Он посмотрел на свои руки. Вздохнул. Достал из сетки последнюю булочку и стал молча есть. Светка отвела от него глаза. Сорвала травинку и стала покусывать ее кончик в задумчивости: «Почти не соврал в «медийке» про себя. Просто моложе сделал и рост зачем-то убрал». Про рост она буквально через минуту и спросила. А Олег Павлович, больше язык у нее даже про себя не поворачивался называть его кучерявым, ответил:
– Мужчинам невысоким легче затеряется в толпе и их меньше опасаются. Поэтому я выбрал иллюзию внешности «пониже».
– Говоришь, как разведчик какой.
– Я и есть, в некотором роде, разведчик.
– Ты же вроде воздушный маршал, нет?
– Это я сейчас воздушный маршал. А были и другие времена в моей жизни. Ладно. Пошли куда-нибудь, чего в овраге сидеть.
– Пошли. А куда?
– Не знаю. Просто отсюда пошли.
Он встал и замер как истукан. Глаза закатились, он побледнел еще больше, хотя, казалось бы, куда еще бледнеть, итак как хроник тяжело больной выглядит. Светка испугалась. Травинку плюнула. Подскочила, попыталась его поддержать, а он холодный весь как покойник и не гнется. Точно как истукан. Даже не дышит кажется и как стоит, не понятно. Она инстинктивно одернула от него руки. И стала вглядываться в его лицо. Потом решилась и пощупала пульс у него на шее. «Пульс вроде есть. Живой. Черт возьми, да что с ним такое?» – не зная, что дальше делать, Светка просто села рядом с ним на траву и стала ждать. Через пару минут он, наконец, очнулся и посмотрел на нее осмысленно. А потом сел рядом с ней.
– И что это было? – нетерпеливо выпалила Светка.
– Времени у меня мало тут осталось. Плохо мне. Нужно отсюда выбираться. Иначе помру.
– Как выбираться-то?! Нас, похоже, и не ищут совсем.

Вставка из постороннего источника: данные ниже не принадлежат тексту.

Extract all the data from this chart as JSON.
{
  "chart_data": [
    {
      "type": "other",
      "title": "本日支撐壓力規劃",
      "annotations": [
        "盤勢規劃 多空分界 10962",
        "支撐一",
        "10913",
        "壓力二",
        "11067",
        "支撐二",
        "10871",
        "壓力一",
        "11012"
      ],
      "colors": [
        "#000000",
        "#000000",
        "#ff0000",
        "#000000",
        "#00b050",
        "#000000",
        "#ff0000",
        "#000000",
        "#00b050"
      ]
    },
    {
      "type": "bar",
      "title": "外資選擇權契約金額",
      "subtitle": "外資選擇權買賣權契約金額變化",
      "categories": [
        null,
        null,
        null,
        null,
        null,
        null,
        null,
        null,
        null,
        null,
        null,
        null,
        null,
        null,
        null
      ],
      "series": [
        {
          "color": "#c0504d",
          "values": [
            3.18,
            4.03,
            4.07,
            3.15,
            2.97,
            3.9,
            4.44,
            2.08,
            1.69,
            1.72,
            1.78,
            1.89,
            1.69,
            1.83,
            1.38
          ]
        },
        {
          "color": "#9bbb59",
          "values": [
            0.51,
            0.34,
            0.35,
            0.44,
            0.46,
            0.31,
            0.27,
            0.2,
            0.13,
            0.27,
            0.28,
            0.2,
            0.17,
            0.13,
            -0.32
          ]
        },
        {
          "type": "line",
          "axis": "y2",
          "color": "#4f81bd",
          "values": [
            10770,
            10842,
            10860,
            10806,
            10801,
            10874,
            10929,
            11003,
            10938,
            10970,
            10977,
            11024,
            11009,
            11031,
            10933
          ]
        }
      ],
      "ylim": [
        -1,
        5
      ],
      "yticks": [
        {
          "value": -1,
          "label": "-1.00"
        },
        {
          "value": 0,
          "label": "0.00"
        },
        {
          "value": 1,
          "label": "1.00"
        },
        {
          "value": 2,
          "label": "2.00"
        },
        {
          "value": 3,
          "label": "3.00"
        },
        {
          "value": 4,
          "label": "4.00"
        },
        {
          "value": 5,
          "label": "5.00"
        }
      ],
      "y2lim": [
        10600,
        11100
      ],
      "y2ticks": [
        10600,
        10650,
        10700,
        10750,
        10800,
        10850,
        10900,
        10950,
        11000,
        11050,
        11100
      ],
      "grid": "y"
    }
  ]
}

– Света, давай на чистоту. Нас с тобой и не теряли.
– В смысле «не теряли»?
– В смысле, что наши тела сейчас лежат в известной мне медицинской клинике, в реанимационных капсулах, в том нашем времени, в искусственной коме. Мой мозг соединен с твоим мозгом специальными сенсорами. Нужные зоны памяти в твоем мозгу химически активированы. И оба наших сознания сейчас «видят один сон на двоих». И его генерирует большей частью твое спящее сознание, которое блуждает по закоулкам простимулированных зон твоей памяти. Сейчас ты – моя работа. И если это продолжится еще сутки, я сдохну тут физически.
– Тааак…, – протянула Светка, – но я не подписывала согласие на искусственную кому и не давала никаких разрешений ни на какие сны вдвоем! А ты что, на этом заработаешь? Да? Ну и дохни тогда. Мне-то, что?
Олег на ее выпад не отреагировал. И стал ей спокойным голосом, медленно выговаривая слова, как маленькой объяснять:
– Да. Это не законно. И да, если выживу, я на этом заработаю, так же как агентство памяти в купе с медицинской клиникой.
Светка почувствовала, как ее щеки краснеют от гнева. Она встала, отвернулась и отошла от Олега. Потому что боялась, что не сдержится и залепит ему пощечину, и может быть даже начнет пинаться. Все же не каждый день тебя так грубо и так нагло «в темную» используют те, кто вроде бы должен был тебя лечить и тебе помогать.
Нет, Светка не была наивной и знала, в каком мире живет. Но гневу внутри нее это было без разницы. Она даже отвернулась от кучерявого, который в один миг потерял в ее глазах всякое уважение, в том числе уважение к его возрасту и сединам. «Старый враль! Да, провались ты!»
И тут она почувствовала, что сзади он кладет ей свои руки на плечи и легонько пытается повернуть ее к себе. Светка еле сдержалась, чтобы не заматериться, но стерпела. Не смотря на весь свой гнев, она понимала, что кучерявый про ситуацию знает больше и ей нужно с ним говорить, чтобы понимать, что происходит. Нет, Светка была совсем не дура. И обуздать себя, когда надо, могла.
Она подняла на него глаза. Он тут же снова с нею заговорил голосом спокойным и убеждающим:
– Света. Помоги мне, а я помогу тебе. Мы вместе отсюда выберемся. Ведь тебе и правда все это просто снится. А когда ты выйдешь из комы, ты все забудешь. И меня забудешь и то, что мы тут были, тоже забудешь.